Russian demands that Ukrainian forces in Mariupol lay down arms and hoist white flags on Monday in exchange for safe passage out of the beleaguered key port city were vehemently rebuffed by Ukrainian officials.
Even as Russia intensified its bombardment of Mariupol, its offensive in other parts of Ukraine has faltered. Western governments and analysts see the larger conflict deteriorating into a battle of attrition, with Russia continuing to bombard cities.
Russian shelling in the Ukrainian capital of Kyiv destroyed a commercial complex near the city center, killing at least eight people and left a sea of wreckage amid damaged high-rises.
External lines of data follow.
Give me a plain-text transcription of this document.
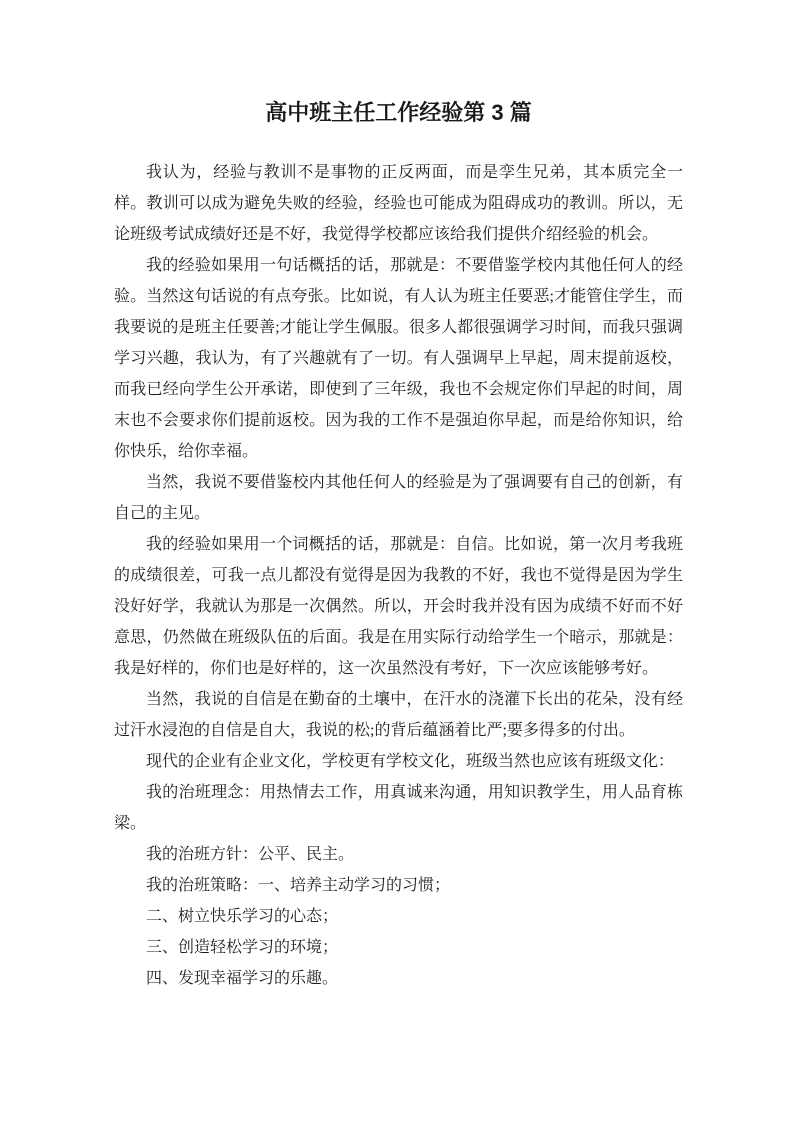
高中班主任工作经验第 3 篇

我认为，经验与教训不是事物的正反两面，而是孪生兄弟，其本质完全一样。教训可以成为避免失败的经验，经验也可能成为阻碍成功的教训。所以，无论班级考试成绩好还是不好，我觉得学校都应该给我们提供介绍经验的机会。

我的经验如果用一句话概括的话，那就是：不要借鉴学校内其他任何人的经验。当然这句话说的有点夸张。比如说，有人认为班主任要恶;才能管住学生，而我要说的是班主任要善;才能让学生佩服。很多人都很强调学习时间，而我只强调学习兴趣，我认为，有了兴趣就有了一切。有人强调早上早起，周末提前返校，而我已经向学生公开承诺，即使到了三年级，我也不会规定你们早起的时间，周末也不会要求你们提前返校。因为我的工作不是强迫你早起，而是给你知识，给你快乐，给你幸福。

当然，我说不要借鉴校内其他任何人的经验是为了强调要有自己的创新，有自己的主见。

我的经验如果用一个词概括的话，那就是：自信。比如说，第一次月考我班的成绩很差，可我一点儿都没有觉得是因为我教的不好，我也不觉得是因为学生没好好学，我就认为那是一次偶然。所以，开会时我并没有因为成绩不好而不好意思，仍然做在班级队伍的后面。我是在用实际行动给学生一个暗示，那就是：我是好样的，你们也是好样的，这一次虽然没有考好，下一次应该能够考好。

当然，我说的自信是在勤奋的土壤中，在汗水的浇灌下长出的花朵，没有经过汗水浸泡的自信是自大，我说的松;的背后蕴涵着比严;要多得多的付出。

现代的企业有企业文化，学校更有学校文化，班级当然也应该有班级文化：

我的治班理念：用热情去工作，用真诚来沟通，用知识教学生，用人品育栋梁。

我的治班方针：公平、民主。

我的治班策略：一、培养主动学习的习惯；

二、树立快乐学习的心态；

三、创造轻松学习的环境；

四、发现幸福学习的乐趣。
Russia also shelled a chemical factory in northeastern Ukraine, creating an ammonia leak, and hit a military training base in western Ukraine with cruise missiles, according to Ukrainian officials.
The encircled southern city of Mariupol on the Sea of Azov has seen some of the worst horrors of the war, under Russian pounding for more than three weeks. Strikes hit an art school sheltering some 400 people only hours before Russia’s offer to open two corridors out of the city in return for the capitulation of its defenders, according to Ukrainian officials. Ukrainian officials rejected the Russian proposal for safe passage out of Mariupol.
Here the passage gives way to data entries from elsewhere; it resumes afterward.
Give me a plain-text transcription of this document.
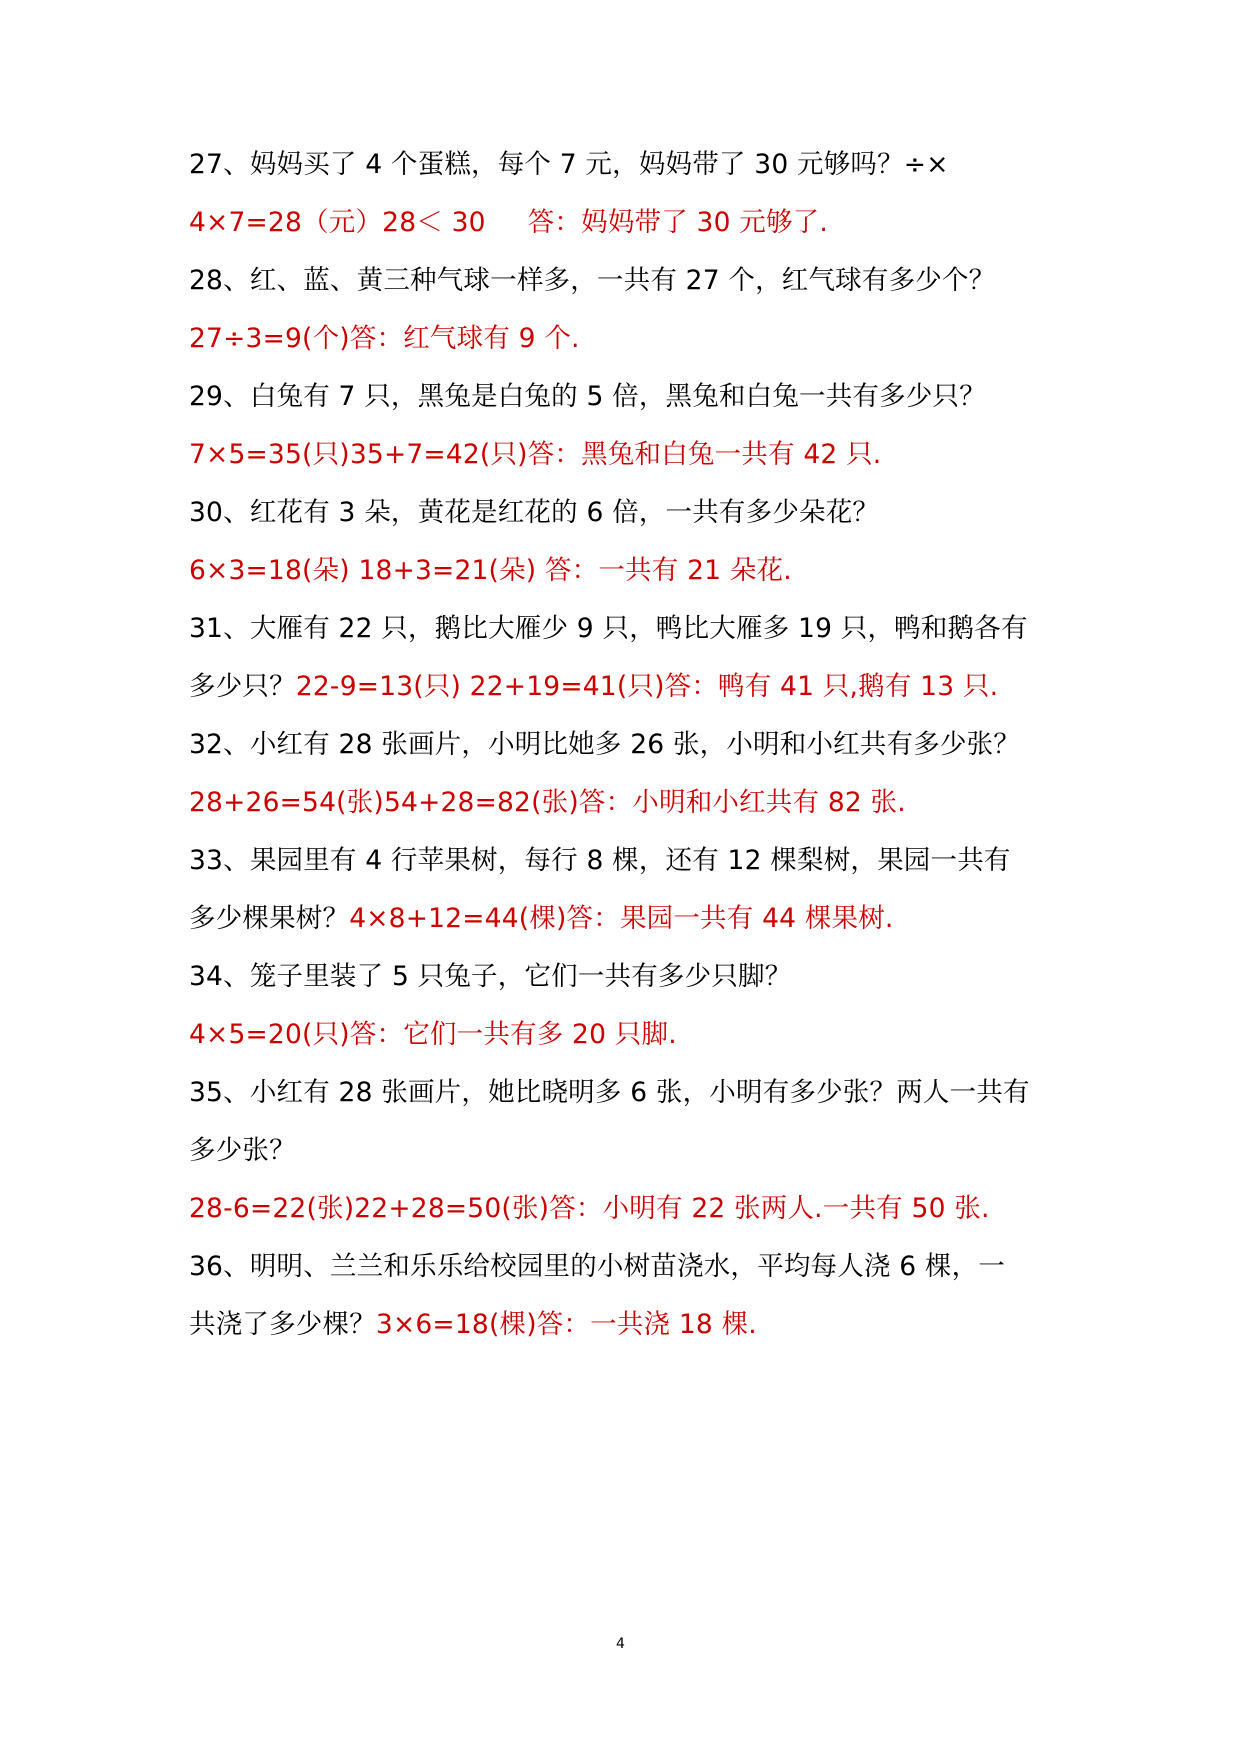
27、妈妈买了 4 个蛋糕，每个 7 元，妈妈带了 30 元够吗？÷×
4×7=28（元）28＜ 30 答：妈妈带了 30 元够了.
28、红、蓝、黄三种气球一样多，一共有 27 个，红气球有多少个？
27÷3=9(个)答：红气球有 9 个.
29、白兔有 7 只，黑兔是白兔的 5 倍，黑兔和白兔一共有多少只？
7×5=35(只)35+7=42(只)答：黑兔和白兔一共有 42 只.
30、红花有 3 朵，黄花是红花的 6 倍，一共有多少朵花？
6×3=18(朵) 18+3=21(朵) 答：一共有 21 朵花.
31、大雁有 22 只，鹅比大雁少 9 只，鸭比大雁多 19 只，鸭和鹅各有
多少只？22-9=13(只) 22+19=41(只)答：鸭有 41 只,鹅有 13 只.
32、小红有 28 张画片，小明比她多 26 张，小明和小红共有多少张？
28+26=54(张)54+28=82(张)答：小明和小红共有 82 张.
33、果园里有 4 行苹果树，每行 8 棵，还有 12 棵梨树，果园一共有
多少棵果树？4×8+12=44(棵)答：果园一共有 44 棵果树.
34、笼子里装了 5 只兔子，它们一共有多少只脚？
4×5=20(只)答：它们一共有多 20 只脚.
35、小红有 28 张画片，她比晓明多 6 张，小明有多少张？两人一共有
多少张？
28-6=22(张)22+28=50(张)答：小明有 22 张两人.一共有 50 张.
36、明明、兰兰和乐乐给校园里的小树苗浇水，平均每人浇 6 棵，一
共浇了多少棵？3×6=18(棵)答：一共浇 18 棵.
4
“There can be no talk of any surrender, laying down of arms,” Ukrainian Deputy Prime Minister Irina Vereshchuk told the news outlet Ukrainian Pravda. “We have already informed the Russian side about this.”
Attempts to evacuate people of Mariupol and other Ukrainian cities have failed or only partially succeeded, with shelling continuing as population attempted to flee. At least 2,300 people have died in the siege, according to Mariupol officials, with some buried in mass graves.
Food, water, and power have all run out in Mariupol, according to city officials and aid organizations, and humanitarian convoys have been kept out by fighting. The lines of communication have been cut.
Talks between Russia and Ukraine have resumed, but they have not succeeded in bridging the gap between the two countries, with Russia insisting that Ukraine disarm and Ukraine asking that Russian forces leave the entire nation.
President Biden was scheduled to meet with the leaders of France, Germany, Italy, and the United Kingdom later Monday to discuss the conflict, before traveling to Brussels and then Poland later this week for in-person meetings.